Although such a minute HIV incidence is found through the implementation of the universal antiretroviral therapy program in Hong Kong, the incremental benefit was much greater than the incremental costs (Lee & Wong, 2007). Due to such a high efficiency rate of universal antiretroviral therapies, any neglected opportunities for avoidance would be reason for distress and would present difficulties to all parties involved (Lee & Wong, 2007). However, there are still many who are ineligible to receive such testing due to not being local residents (Lee & Wong, 2007). These foreign residents primarily originate from Mainland China and other parts of Asia and have had no prior antenatal care and are presented to the hospitals near time of delivery, leaving them no time for any such HIV testing (Lee & Wong, 2007).

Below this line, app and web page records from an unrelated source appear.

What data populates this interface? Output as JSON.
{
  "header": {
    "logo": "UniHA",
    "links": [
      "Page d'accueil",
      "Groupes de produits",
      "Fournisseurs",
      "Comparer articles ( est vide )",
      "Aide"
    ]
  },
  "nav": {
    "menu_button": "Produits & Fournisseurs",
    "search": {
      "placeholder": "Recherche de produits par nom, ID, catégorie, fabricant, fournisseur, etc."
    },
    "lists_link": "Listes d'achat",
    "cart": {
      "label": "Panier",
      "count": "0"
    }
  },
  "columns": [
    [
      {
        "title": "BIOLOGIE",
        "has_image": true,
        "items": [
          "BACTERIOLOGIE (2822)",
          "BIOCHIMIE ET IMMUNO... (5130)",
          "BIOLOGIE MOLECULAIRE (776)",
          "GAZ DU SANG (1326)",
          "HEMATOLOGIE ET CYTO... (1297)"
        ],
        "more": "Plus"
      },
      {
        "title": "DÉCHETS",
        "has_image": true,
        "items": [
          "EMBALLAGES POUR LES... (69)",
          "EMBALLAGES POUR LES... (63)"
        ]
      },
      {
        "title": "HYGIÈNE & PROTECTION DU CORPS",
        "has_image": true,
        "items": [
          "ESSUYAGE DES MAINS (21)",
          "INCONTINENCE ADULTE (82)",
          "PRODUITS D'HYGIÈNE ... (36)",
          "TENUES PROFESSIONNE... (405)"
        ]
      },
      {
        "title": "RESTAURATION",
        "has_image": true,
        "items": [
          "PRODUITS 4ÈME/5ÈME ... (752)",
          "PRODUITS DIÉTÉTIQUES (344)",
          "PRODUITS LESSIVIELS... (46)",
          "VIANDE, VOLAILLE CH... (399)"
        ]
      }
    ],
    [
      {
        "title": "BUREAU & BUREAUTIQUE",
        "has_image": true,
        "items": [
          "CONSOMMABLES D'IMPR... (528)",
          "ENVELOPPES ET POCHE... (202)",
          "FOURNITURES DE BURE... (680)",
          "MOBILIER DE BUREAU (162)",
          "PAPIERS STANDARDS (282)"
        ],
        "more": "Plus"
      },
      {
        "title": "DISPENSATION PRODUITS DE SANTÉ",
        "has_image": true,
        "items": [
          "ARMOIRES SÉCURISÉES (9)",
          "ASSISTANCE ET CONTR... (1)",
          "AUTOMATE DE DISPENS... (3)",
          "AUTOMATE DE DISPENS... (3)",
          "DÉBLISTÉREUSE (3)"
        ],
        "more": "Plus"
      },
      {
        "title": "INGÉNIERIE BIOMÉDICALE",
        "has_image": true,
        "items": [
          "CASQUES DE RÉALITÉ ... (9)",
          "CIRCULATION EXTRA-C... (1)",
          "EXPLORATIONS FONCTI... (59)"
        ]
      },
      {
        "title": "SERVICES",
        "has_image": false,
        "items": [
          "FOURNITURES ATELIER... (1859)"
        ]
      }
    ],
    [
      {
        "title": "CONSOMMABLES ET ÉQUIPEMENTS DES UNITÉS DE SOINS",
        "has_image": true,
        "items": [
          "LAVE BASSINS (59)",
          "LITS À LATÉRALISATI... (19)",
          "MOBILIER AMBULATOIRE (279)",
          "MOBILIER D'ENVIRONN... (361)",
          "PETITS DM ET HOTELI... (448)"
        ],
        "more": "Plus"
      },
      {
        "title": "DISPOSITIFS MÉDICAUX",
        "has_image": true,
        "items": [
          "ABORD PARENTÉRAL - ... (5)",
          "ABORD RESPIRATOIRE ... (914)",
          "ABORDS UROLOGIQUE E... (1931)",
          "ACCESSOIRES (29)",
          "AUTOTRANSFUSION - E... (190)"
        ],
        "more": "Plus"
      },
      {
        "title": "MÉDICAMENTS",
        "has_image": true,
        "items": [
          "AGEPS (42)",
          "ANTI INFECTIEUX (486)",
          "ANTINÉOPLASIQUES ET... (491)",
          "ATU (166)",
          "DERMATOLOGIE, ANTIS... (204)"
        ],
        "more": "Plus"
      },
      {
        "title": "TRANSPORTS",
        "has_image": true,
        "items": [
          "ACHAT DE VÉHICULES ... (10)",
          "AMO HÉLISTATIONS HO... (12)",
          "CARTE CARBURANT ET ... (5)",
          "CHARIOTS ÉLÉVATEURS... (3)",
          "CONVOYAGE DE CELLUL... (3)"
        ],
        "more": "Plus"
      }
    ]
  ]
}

Having the HIV test is crucial in order to prevent any mother-to-child transmissions for these patients and their newborns, it is also imperative to commence appropriate action according to the antibody outcomes if required (Lee & Wong, 2007).

Conclusion and Opinions

Mandatory testing permits a lesser likelihood of mother-to-child transmission of HIV and the universal antenatal HIV testing program will furthermore provide the patients with the appropriate actions to take in order to decrease the risks of transmission onto their newborns as a result of the contraindication of breastfeeding and by way of the use of caesarean section. Mandatory testing will also allow all pregnant women, regardless of their eligibility due to their residency status, to receive the appropriate testing in order to obtain all the benefits and aid essential to overcome what most perceive as a challenging and demanding situation to undergo. Because of fear some expecting mothers possess, these mothers would decline taking such tests because they would rather be oblivious as to whether or not they are positive for HIV and for the reason that to they believe that they are not positive since they have no symptoms shown. Provided with the additional cost efficiency of the universal antenatal therapy program, it is vital to make use of this system as extensively as feasible to increase the benefits that all individuals would receive whether it be the country of Hong Kong or the infected mother and her infant. Overall, I believe that mandatory testing on infants and their mothers has not only been proven to be efficient but also beneficial towards the mothers, the infants, and the country of Hong Kong.